Battle With a Muddy Mountain
KENYA | Thursday, 15 May 2014 | Views [278] | Scholarship Entry
The sky opened up and watery fists punched holes in the mountain road. How long did it last? Five minutes? Ten? The serene Kenyan landscape we'd been hiking through disappeared. We laughed at our luck as we climbed into the matatu, a large van used for public transport. Five minutes earlier and the rain would have caught us on the canyon ridge, and we would have been battling a disappearing mountain; now only the matatu was. The dirt road had half-eroded away.
The driver began to delicately weave the van between gaping holes in the road; his nimble fingers confident on the steering wheel. Others clutched at their backpacks, eyeing the flowing water. My breath made patterns around my nose print on the window, as I craned to witness how close our tires were to the edge.
The car paused as it came upon a flat stretch where a group of people gathered around another unfortunate truck. Its nose was in the ditch and the back mud-caked wheel was still spinning.

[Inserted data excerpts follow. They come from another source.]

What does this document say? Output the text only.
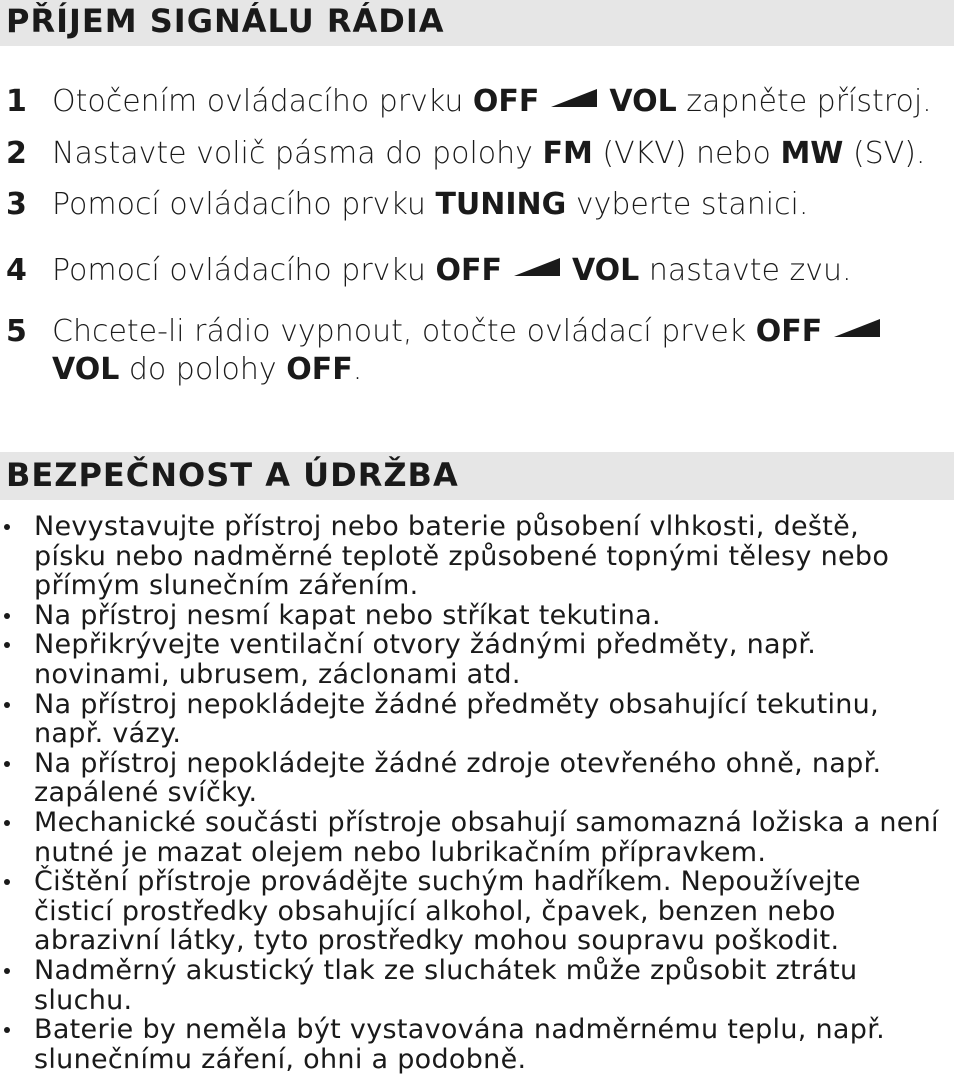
PŘÍJEM SIGNÁLU RÁDIA
1 Otočením ovládacího prvku OFF VOL zapněte přístroj.
2 Nastavte volič pásma do polohy FM (VKV) nebo MW (SV).
3 Pomocí ovládacího prvku TUNING vyberte stanici.
4 Pomocí ovládacího prvku OFF VOL nastavte zvu.
5 Chcete-li rádio vypnout, otočte ovládací prvek OFF
VOL do polohy OFF.
BEZPEČNOST A ÚDRŽBA

Nevystavujte přístroj nebo baterie působení vlhkosti, deště, písku nebo nadměrné teplotě způsobené topnými tělesy nebo přímým slunečním zářením.

Na přístroj nesmí kapat nebo stříkat tekutina.

Nepřikrývejte ventilační otvory žádnými předměty, např. novinami, ubrusem, záclonami atd.

Na přístroj nepokládejte žádné předměty obsahující tekutinu, např. vázy.

Na přístroj nepokládejte žádné zdroje otevřeného ohně, např. zapálené svíčky.

Mechanické součásti přístroje obsahují samomazná ložiska a není nutné je mazat olejem nebo lubrikačním přípravkem.

Čištění přístroje provádějte suchým hadříkem. Nepoužívejte čisticí prostředky obsahující alkohol, čpavek, benzen nebo abrazivní látky, tyto prostředky mohou soupravu poškodit.

Nadměrný akustický tlak ze sluchátek může způsobit ztrátu sluchu.

Baterie by neměla být vystavována nadměrnému teplu, např. slunečnímu záření, ohni a podobně.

As we slowed, our van lurched. Limbs flailed, trying to prevent gravity, but no luck. A moment later the van was in the ditch. In another moment we were standing outside scratching our heads. Mud squirmed into my sandals and through my toes, suctioning me to the earth.
If this had happened in the US I’d sigh and wait patiently for a tow truck. A man would arrive in fifteen minutes. I’d smile and call him my savior. I’d give him my insurance card and drive away. But outside Kisumu, Kenya? There was no number to call, no organization that sends someone else to fix your problem. You deal with it. But that doesn’t mean you deal with it alone.
Local men, with mud up to their knees beckoned to us from the site of the first mud-bogged car. “You take rope”, one man instructed. The unspoken agreement was clear. You help us, we’ll help you. As the men pushed the cab from behind, we tugged on the rope attached to the bumper.
“Moja, mbili, tatu!” sang out the men.
My foot slid out from under me and my backside landed in the mud. Marveling at the situation, I scrambled up by the second count.
“Moja, mbili, tatu!” On one side of the truck, sweat soaked Kenyans rocked the truck back and forth. At their backs, woman and children lined the curb, with bemused faces eying us foreigners. Children swatted flies and bounced on their toes. To the right, twelve western travelers; our light clothing and skin was dotted with sludge, brand name shoes unrecognizable. We grunted with effort as we all fought the same mud.